Recensione Lemony Snicket - Una serie di sfortunati eventi (2004)

Quello che però va riconosciuto al regista Brad Silberling è di aver cercato in tutti i modi e di essere perlomeno parzialmente riuscito a riportare sul grande schermo lo spirito particolarissimo alla base dei romanzi di Lemony Snicket.

Ombrose note su un film gradevolmente spiacevole

Tratto dai primi tre romanzi dell'omonima serie firmata dallo statunitense Daniel Handler, Lemony Snicket - Una serie di sfortunati eventi racconta le vicende di Violet, Klaus e Sunny Baudelaire - rispettivamente 14, 12 e nemmeno un anno di vita. Dopo la morte dei genitori, avvenuta in un tragico e misterioso incendio che ha raso al suolo la loro dimora, i Baudelaire vengono affidati ad un lontano parente, il Conte Olaf, attorucolo borioso, grottesco e arrogante.

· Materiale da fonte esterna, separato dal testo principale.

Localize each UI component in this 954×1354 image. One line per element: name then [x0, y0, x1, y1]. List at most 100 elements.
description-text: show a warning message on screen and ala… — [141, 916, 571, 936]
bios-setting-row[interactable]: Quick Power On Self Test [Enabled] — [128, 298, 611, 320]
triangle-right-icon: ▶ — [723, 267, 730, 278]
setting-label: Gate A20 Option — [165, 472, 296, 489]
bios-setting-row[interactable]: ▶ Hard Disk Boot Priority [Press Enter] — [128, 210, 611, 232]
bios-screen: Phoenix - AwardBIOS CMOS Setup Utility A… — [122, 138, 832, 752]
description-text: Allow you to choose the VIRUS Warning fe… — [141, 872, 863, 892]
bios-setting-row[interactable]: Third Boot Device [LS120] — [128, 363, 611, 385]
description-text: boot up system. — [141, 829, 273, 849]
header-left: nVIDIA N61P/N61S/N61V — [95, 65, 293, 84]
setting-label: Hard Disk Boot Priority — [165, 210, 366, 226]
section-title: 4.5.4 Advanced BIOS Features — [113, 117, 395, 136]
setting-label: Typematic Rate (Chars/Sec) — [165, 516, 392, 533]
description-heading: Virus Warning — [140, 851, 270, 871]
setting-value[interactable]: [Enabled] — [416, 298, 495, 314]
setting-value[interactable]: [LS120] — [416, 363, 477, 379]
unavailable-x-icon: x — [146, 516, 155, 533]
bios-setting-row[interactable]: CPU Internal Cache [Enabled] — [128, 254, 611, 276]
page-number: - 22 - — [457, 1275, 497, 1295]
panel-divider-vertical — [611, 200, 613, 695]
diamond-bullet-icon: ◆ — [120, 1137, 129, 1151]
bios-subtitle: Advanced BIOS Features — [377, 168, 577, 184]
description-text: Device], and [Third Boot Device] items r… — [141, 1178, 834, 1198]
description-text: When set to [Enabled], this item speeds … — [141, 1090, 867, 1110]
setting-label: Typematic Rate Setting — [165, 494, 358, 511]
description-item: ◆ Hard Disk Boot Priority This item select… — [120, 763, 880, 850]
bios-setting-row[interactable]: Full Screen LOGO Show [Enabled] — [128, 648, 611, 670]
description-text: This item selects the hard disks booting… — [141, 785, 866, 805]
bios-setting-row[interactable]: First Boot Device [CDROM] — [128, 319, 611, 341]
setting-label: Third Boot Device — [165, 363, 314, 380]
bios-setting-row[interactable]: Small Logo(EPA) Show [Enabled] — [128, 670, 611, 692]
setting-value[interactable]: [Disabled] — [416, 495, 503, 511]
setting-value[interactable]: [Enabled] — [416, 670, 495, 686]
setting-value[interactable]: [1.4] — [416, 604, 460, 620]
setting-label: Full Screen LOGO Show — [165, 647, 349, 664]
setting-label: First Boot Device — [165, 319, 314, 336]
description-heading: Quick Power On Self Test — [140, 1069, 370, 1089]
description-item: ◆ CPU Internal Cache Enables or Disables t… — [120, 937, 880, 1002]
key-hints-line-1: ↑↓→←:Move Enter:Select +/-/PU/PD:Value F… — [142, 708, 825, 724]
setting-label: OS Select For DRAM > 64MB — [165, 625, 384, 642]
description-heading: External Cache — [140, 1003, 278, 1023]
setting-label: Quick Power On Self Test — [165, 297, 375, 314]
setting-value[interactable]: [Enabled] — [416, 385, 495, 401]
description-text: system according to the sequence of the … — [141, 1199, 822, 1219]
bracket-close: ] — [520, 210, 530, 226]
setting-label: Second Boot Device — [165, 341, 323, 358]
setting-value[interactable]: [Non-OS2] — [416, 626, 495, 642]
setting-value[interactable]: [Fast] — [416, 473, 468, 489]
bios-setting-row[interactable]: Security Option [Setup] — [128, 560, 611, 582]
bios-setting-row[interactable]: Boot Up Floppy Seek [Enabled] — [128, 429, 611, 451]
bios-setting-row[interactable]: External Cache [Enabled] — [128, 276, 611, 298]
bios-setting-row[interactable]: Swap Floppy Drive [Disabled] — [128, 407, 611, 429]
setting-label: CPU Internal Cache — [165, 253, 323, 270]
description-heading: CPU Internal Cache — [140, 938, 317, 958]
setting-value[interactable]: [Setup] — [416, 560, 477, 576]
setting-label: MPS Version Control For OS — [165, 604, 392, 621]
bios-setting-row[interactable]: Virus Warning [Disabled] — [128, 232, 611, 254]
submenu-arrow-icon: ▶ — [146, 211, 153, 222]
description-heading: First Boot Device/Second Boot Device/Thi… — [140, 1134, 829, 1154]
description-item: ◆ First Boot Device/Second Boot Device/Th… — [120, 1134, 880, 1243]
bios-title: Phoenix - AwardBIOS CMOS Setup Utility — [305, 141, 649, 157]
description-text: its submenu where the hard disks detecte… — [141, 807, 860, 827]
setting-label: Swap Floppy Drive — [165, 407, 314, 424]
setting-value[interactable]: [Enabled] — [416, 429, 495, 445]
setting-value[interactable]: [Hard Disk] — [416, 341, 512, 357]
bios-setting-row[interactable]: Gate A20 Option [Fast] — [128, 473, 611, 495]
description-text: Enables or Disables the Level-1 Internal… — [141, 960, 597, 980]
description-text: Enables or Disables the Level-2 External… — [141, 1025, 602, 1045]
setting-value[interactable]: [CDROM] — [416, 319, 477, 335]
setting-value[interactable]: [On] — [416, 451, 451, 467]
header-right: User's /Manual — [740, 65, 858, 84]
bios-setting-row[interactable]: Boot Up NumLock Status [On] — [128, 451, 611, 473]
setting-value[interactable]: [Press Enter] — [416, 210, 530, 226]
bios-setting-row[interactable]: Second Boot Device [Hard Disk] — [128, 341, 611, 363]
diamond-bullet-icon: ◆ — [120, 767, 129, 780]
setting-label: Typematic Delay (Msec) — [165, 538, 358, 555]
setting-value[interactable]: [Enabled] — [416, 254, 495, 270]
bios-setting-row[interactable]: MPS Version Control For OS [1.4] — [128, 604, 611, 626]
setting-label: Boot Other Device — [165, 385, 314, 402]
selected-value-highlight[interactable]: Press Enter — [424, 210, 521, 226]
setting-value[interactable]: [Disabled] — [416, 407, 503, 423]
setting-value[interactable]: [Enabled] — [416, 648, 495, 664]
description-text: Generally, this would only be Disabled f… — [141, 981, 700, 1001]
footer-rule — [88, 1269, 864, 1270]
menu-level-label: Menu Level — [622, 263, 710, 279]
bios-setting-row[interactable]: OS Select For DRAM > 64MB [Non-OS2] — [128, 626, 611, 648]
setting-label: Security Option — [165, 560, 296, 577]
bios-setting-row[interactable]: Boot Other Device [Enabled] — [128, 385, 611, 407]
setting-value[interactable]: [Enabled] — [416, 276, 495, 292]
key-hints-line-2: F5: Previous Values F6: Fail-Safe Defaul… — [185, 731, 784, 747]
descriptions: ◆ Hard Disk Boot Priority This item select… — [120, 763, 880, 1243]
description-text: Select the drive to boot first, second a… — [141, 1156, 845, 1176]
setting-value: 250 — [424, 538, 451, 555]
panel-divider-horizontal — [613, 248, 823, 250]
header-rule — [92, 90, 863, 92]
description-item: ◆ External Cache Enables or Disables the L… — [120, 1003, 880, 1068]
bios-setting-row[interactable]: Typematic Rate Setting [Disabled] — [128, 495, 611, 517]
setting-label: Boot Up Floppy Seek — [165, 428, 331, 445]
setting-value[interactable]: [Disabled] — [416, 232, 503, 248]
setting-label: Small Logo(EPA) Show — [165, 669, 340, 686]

Il Conte Olaf ha in realtà un unico interesse: mettere le grinfie sull'enorme patrimonio ereditato dai Baudelaire, anche a costo di eliminare fisicamente gli orfani. Grazie alle loro abilità, alla loro astuzia e alla forza che dà loro l'unione, gli orfani riusciranno a sfuggire dal conte Olaf e ad essere affidati a qualcun altro. Ma imperterrito, perfido (e travestito) Olaf si ripresenterà puntuale per portare a termine il suo piano malvagio.

Per quelli che, come chi scrive, sono appassionati e ammiratori dei romanzi di Lemony Snicket, è operazione non facile giudicare questo film, visto che per ovvie necessità cinematografiche i tre romanzi alla base del film (L'infausto inizio, La stanza delle serpi e La funesta finestra) sono stati condensati, mescolati, semplificati. Emily Browning e Liam Aiken, i giovani attori che interpretano Violet e Klaus (su Sunny non ci pronunciamo per ovvi motivi anagrafici), in potenza divi e sex symbol di domani vista la loro buona performance ed il loro bell'aspetto, sono poi funzionali alla parte, ma forse troppo distanti fisicamente e caratterialmente dall'immagine che dai libri traspariva. Soprattutto le loro abilità (Violet è una provetta inventrice, Klaus divora ogni libro che ha a tiro e ha quindi un'ottima cultura) non vengono forse rappresentate e valorizzate nella giusta maniera da una sceneggiatura frammentaria e a tratti frettolosa.

Quello che però va riconosciuto al regista Brad Silberling è di aver cercato in tutti i modi e di essere perlomeno parzialmente riuscito a riportare sul grande schermo lo spirito particolarissimo alla base dei romanzi di Lemony Snicket. Romanzi sì "per ragazzi", ma maturi, stimolanti e intelligenti, che oltre ad essere divertenti e di piacevolissima lettura hanno il coraggio di essere (soprattutto) dark e cupi e di mostrare e raccontare senza mezzi termini temi come la morte, il lutto, la crudeltà, le difficoltà della vita.
Silberling ha indubbiamente dovuto mediare questo spirito di base con le esigenze hollywoodiane, e quindi il risultato è sicuramente più conciliato, ottimista e aperto alla speranza di quanto avvenga nelle pagine dei libri: ciò nonostante Lemony Snicket si differenzia dal grosso della produzione hollywoodiana (del genere e non) proprio grazie al coraggio che dimostra nell'affrontare certi temi.
Questo, unito al fatto che l'aspetto visivo e formale del film (dai costumi alle scenografia passando per fotografia e il trucco premiato con l'Oscar) e alla incontenibile performance si Jim Carrey, rende il film un prodotto di sicuro godimento, e ne fa perdonare il difetto più visibile anche a chi i libri che vedono protagonisti gli orfani Baudelaire non li ha mai letti, ovvero una certa farraginosità ed episodicità del racconto che non aiuta ad entrare appieno nel vivo della storia.

Viene quindi promosso con una sufficienza piena il film che potrebbe segnare l'inizio di una nuova lunga serie cinematografica, contando che la serie letteraria conterà in totale di tredici titoli e che quindi ne rimangono ancora a disposizione dieci per far tornare sul grande schermo Violet, Klaus, Sunny e la loro nemesi, il conte Olaf.